[net.bugs.4bsd] awk.lx.l missing \b \r \f \ddd

liberte@uiucdcs.UUCP (04/28/84)
#N:uiucdcs:8200019:000:3684
uiucdcs!liberte    Apr 27 16:14:00 1984

Subject: Awk doesnt allow \b \r \f and \ddd in strings, regular 
	 expressions (except \ddd) or character classes.

Index:	/usr/src/bin/awk/awk.lx.l  4.2BSD

Description:
	According to the awk manual "The version of printf is identical to 
	that used with C".  This seems to indicate that all the escape
	sequences of C should work.  But only \n \t \\ and \" do work.  Thus
	the only way to get a \f is to printf "%c" followed by the code for FF
	which I just now failed to find within 2 minutes.
	
	I subsequently learned that all the escape sequence processing for awk
	is done by lex (similarly for C) (so you can forget about trying to 
	print "\\" "n").  In the interest of compatibility with C, I added
	the missing code.  I also fixed some other inconsistencies:
	  1) \ddd  fixed to allow 1, 2 or 3 octal digits only.
		(awk requires 3 digits and allows digits 8 or 9)
	  2) \. will ignore \ if . is not recognized.
		(awk does not ignore \ except in regular expressions)

Repeat-By:
	Try this awk program:
	  /\ignore[\d]/	{ print "\ignored \\"}
	  /\\/		{ print "formfeed\fbackspace\bcarriage return\r\""}
	  /\10/		{ print "not back space( \010), but \10"}
	  /[\010\t\7]/	{ print "back space, tab or bell\7" }

Fix:
	In the following changes to awk.lx.l, *** is the original.  I fixed
	the diff output so it is easier to read, so the line numbers are gone.

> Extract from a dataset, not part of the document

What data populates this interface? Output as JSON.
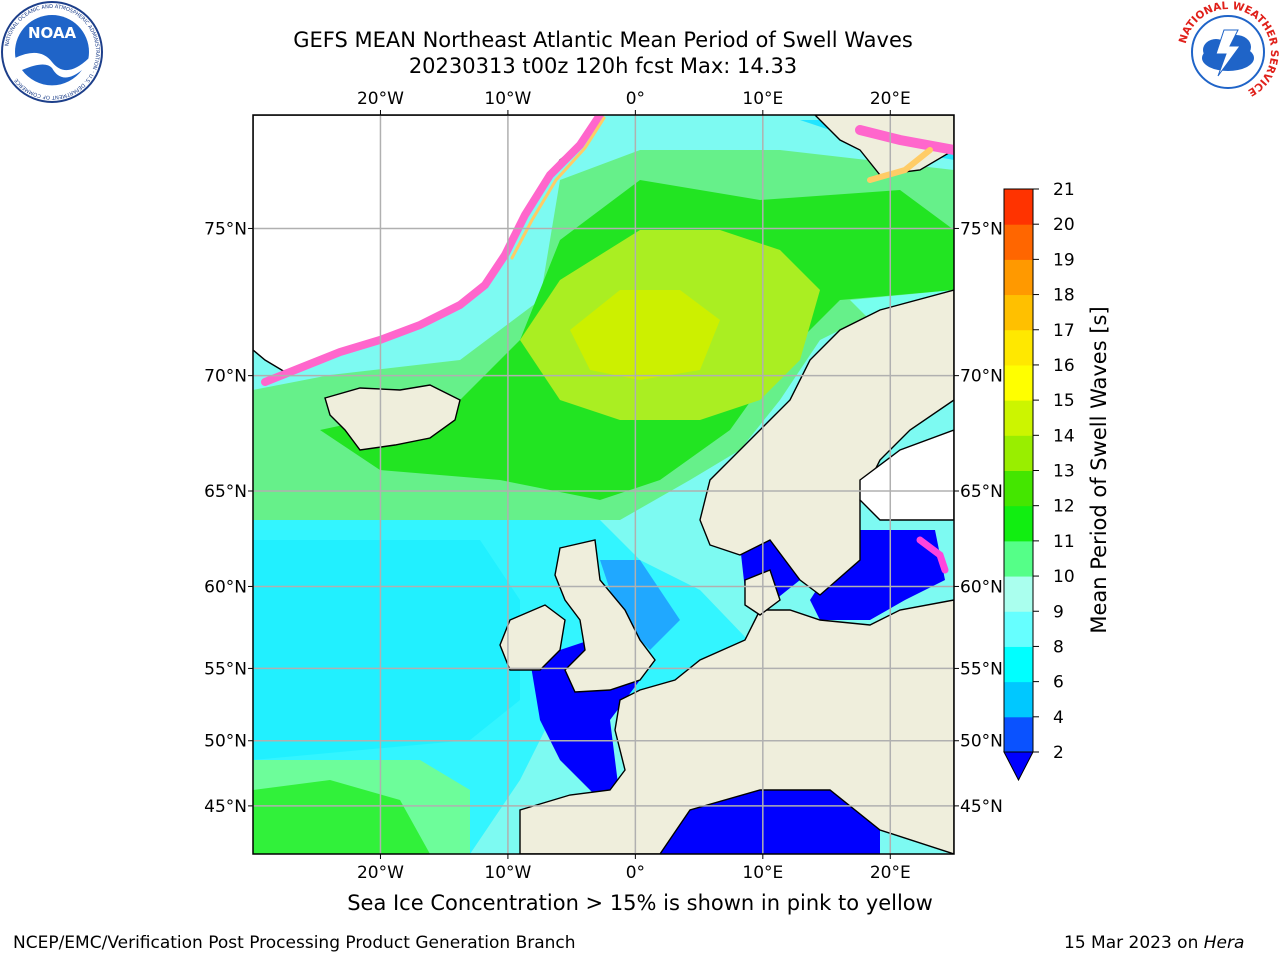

*** /tmp/,RCSt1002731	Sat Apr 21 20:11:09 1984
--- awk.lx.l	Sat Apr 21 20:09:44 1984
***************
*** 24,29
  A	[a-zA-Z_]
  B	[a-zA-Z0-9_]
  D	[0-9]
  WS	[ \t]
  
  %%

--- 25,31 -----
  A	[a-zA-Z_]
  B	[a-zA-Z0-9_]
  D	[0-9]
+ OD	[0-7]
  WS	[ \t]
  
  %%
***************
*** 122...
  <reg>")"	RETURN(')');
  <reg>"^"	RETURN('^');
  <reg>"$"	RETURN('$');
! <reg>\\{D}{D}{D}	{ sscanf(yytext+1, "%o", &yylval); RETURN(CHAR); }
  <reg>\\.	{	if (yytext[1]=='n') yylval = '\n';
  			else if (yytext[1] == 't') yylval = '\t';
  			else yylval = yytext[1];
  			RETURN(CHAR);
  		}

--- ... -----
  <reg>")"	RETURN(')');
  <reg>"^"	RETURN('^');
  <reg>"$"	RETURN('$');
! <reg>\\{OD}{OD}?{OD}?	{ sscanf(yytext+1, "%o", &yylval); RETURN(CHAR); }
  <reg>\\.	{	if (yytext[1]=='n') yylval = '\n';
  			else if (yytext[1] == 't') yylval = '\t';
+ 			else if (yytext[1] == 'b') yylval = '\b';
+ 			else if (yytext[1] == 'r') yylval = '\r';
+ 			else if (yytext[1] == 'f') yylval = '\f';
  			else yylval = yytext[1];
  			RETURN(CHAR);
  		}
***************
*** 137,...
  		yylval = (hack)setsymtab(cbuf, s, 0.0, CON|STR, symtab); RETURN(STRING); }
  <str>\n		{ yyerror("newline in string"); lineno++; BEGIN A; }
  <str>"\\\""	{ cbuf[clen++]='"'; }
  <str,chc>"\\"n	{ cbuf[clen++]='\n'; }
  <str,chc>"\\"t	{ cbuf[clen++]='\t'; }
  <str,chc>"\\\\"	{ cbuf[clen++]='\\'; }
  <str>.		{ CADD; }

--- ... -----
  		yylval = (hack)setsymtab(cbuf, s, 0.0, CON|STR, symtab); RETURN(STRING); }
  <str>\n		{ yyerror("newline in string"); lineno++; BEGIN A; }
  <str>"\\\""	{ cbuf[clen++]='"'; }
+ <str,chc>"\\"{OD}{OD}?{OD}? { sscanf(yytext+1, "%o", &yylval); 
+ 			cbuf[clen++] = (char)yylval; }
  <str,chc>"\\"n	{ cbuf[clen++]='\n'; }
  <str,chc>"\\"t	{ cbuf[clen++]='\t'; }
+ <str,chc>"\\"b	{ cbuf[clen++]='\b'; }
+ <str,chc>"\\"r	{ cbuf[clen++]='\r'; }
+ <str,chc>"\\"f	{ cbuf[clen++]='\f'; }
  <str,chc>"\\\\"	{ cbuf[clen++]='\\'; }
+ <str,chc>"\\".	{ cbuf[clen++]=yytext[1]; }
  <str>.		{ CADD; }
**********************************************************

I had some trouble using:  {OD}{1,3}  instead of  
			   {OD}{OD}?{OD}?  for the <reg> match. 

Any ideas why?


Daniel LaLiberte, U of Illinois, Urbana-Champaign, Computer Science
(uiucdcs!liberte)
{if it's a feature - document it;  if it's a bug - document it or fix it}